In some cases, the vulnerability could have exposed personal health data inside a juror’s profile. For example, if a juror had requested to be excused from service for health reasons, they may have disclosed what medical reason they believe disqualifies them. TechCrunch also saw an example of it.

Contact us

Do you have more information about vulnerabilities in Tyler Technologies products? Or other government technology? From a device that is not working, you can contact Lorenzo Franceschi-Bicchierai securely on Signal at +1 917 257 1382 or via Telegram and Keybase @lorenzofb or email.

TechCrunch alerted Tyler to the issue on November 5th. Tyler acknowledged the vulnerability on November 25.

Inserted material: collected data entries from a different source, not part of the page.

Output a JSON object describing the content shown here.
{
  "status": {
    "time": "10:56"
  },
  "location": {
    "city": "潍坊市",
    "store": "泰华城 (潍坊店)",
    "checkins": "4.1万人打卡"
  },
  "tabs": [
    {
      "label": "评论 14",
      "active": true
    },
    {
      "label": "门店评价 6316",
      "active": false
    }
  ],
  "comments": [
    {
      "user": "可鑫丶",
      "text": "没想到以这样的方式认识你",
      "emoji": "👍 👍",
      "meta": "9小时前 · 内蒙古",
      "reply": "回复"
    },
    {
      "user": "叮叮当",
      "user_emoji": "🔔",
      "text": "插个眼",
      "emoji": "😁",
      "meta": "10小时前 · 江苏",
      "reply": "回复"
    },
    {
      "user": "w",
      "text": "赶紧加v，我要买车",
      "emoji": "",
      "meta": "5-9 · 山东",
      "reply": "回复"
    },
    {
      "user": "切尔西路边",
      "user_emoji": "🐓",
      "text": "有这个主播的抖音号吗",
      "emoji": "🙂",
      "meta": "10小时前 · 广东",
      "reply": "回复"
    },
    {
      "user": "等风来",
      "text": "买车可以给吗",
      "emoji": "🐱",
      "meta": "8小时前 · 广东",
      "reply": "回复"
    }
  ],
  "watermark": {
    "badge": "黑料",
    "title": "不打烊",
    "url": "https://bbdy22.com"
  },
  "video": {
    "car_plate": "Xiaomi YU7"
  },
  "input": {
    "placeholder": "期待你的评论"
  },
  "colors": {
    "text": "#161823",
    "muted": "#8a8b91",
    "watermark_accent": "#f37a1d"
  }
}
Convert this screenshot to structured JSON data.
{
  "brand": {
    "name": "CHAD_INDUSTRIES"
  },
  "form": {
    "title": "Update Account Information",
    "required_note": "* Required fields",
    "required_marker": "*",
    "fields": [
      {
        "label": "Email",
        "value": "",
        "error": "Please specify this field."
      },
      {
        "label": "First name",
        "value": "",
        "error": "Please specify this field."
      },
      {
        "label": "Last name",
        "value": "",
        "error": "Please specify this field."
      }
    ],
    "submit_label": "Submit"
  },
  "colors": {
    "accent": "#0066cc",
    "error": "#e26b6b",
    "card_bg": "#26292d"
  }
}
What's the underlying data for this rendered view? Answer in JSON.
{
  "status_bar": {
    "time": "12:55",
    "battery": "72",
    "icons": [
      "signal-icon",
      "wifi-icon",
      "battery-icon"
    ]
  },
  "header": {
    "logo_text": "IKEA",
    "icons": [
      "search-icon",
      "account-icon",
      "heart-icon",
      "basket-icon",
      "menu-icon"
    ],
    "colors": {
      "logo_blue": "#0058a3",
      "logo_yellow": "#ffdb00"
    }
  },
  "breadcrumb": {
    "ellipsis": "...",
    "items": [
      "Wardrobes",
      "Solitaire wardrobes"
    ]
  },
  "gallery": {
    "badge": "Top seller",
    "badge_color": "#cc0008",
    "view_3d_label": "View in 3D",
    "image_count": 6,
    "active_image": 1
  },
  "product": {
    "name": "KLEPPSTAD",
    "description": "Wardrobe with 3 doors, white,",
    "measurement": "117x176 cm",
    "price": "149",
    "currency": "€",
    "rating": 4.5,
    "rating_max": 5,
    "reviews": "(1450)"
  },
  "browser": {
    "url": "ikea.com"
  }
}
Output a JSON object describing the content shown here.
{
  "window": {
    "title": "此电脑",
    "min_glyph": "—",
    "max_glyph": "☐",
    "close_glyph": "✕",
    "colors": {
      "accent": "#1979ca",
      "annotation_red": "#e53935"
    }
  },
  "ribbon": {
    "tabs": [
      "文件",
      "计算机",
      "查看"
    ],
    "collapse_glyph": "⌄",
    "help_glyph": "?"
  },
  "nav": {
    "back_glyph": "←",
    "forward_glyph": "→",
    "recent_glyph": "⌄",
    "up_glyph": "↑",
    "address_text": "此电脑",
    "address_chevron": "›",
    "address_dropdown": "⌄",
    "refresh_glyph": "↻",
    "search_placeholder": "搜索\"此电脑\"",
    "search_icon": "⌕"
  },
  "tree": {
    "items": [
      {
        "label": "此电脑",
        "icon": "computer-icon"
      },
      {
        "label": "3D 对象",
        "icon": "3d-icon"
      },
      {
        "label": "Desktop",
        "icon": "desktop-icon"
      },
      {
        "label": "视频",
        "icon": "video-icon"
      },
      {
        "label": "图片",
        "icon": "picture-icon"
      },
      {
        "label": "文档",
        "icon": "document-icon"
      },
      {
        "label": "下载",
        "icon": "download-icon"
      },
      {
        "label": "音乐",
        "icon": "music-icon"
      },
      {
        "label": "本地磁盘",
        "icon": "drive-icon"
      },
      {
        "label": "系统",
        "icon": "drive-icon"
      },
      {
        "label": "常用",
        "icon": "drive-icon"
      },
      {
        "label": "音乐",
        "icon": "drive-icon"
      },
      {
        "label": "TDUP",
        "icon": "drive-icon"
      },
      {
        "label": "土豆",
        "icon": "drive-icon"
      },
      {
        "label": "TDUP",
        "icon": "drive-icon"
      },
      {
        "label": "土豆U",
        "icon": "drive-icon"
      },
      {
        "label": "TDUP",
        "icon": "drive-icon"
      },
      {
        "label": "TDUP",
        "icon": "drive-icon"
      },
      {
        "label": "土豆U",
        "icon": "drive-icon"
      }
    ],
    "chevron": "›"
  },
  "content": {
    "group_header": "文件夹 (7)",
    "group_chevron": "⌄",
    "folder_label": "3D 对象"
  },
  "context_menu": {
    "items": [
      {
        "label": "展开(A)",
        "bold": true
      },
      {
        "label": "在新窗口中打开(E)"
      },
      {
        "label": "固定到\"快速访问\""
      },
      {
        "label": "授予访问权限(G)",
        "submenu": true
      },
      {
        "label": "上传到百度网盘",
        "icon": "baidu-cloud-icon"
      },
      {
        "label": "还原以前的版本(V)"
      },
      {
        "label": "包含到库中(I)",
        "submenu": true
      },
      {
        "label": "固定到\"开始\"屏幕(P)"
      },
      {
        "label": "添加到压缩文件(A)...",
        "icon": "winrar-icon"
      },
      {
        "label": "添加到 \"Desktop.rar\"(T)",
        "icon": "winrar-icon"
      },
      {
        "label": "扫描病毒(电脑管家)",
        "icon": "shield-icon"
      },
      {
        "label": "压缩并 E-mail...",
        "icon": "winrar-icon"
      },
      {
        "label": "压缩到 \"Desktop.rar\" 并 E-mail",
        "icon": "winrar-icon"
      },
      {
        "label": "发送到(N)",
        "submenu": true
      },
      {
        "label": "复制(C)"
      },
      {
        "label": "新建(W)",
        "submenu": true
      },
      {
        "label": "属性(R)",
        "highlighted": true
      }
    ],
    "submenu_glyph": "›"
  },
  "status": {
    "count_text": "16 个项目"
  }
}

In a statement, Tyler spokeswoman Karen Shields said the company’s security team confirmed that “a vulnerability exists where some jurors may have been accessible via a brute force attack.”

“We have developed a remedy to prevent unauthorized access and are communicating next steps with our customers,” the statement said.

The spokesman did not respond to a series of follow-up questions, including whether Tyler has the technical means to determine whether there was any malicious access to jurors’ personal information and whether it plans to notify people whose data was exposed.

This isn’t the first time Tyler has left sensitive personal data exposed on the internet. In 2023, a security researcher found that due to a separate security flaw, some US online court systems exposed sealed, confidential, and sensitive data, such as witness lists and testimony, mental health evaluations, detailed allegations of abuse, and company secrets.

In that case, Tyler fixed vulnerabilities in his Case Management System Plus product, which was used across the state of Georgia.

Two other government technology providers disclosed data in that case: Catalis, through its CMS360 product, a system used across several US states; and Henschen & Associates, through its CaseLook court system used in Ohio.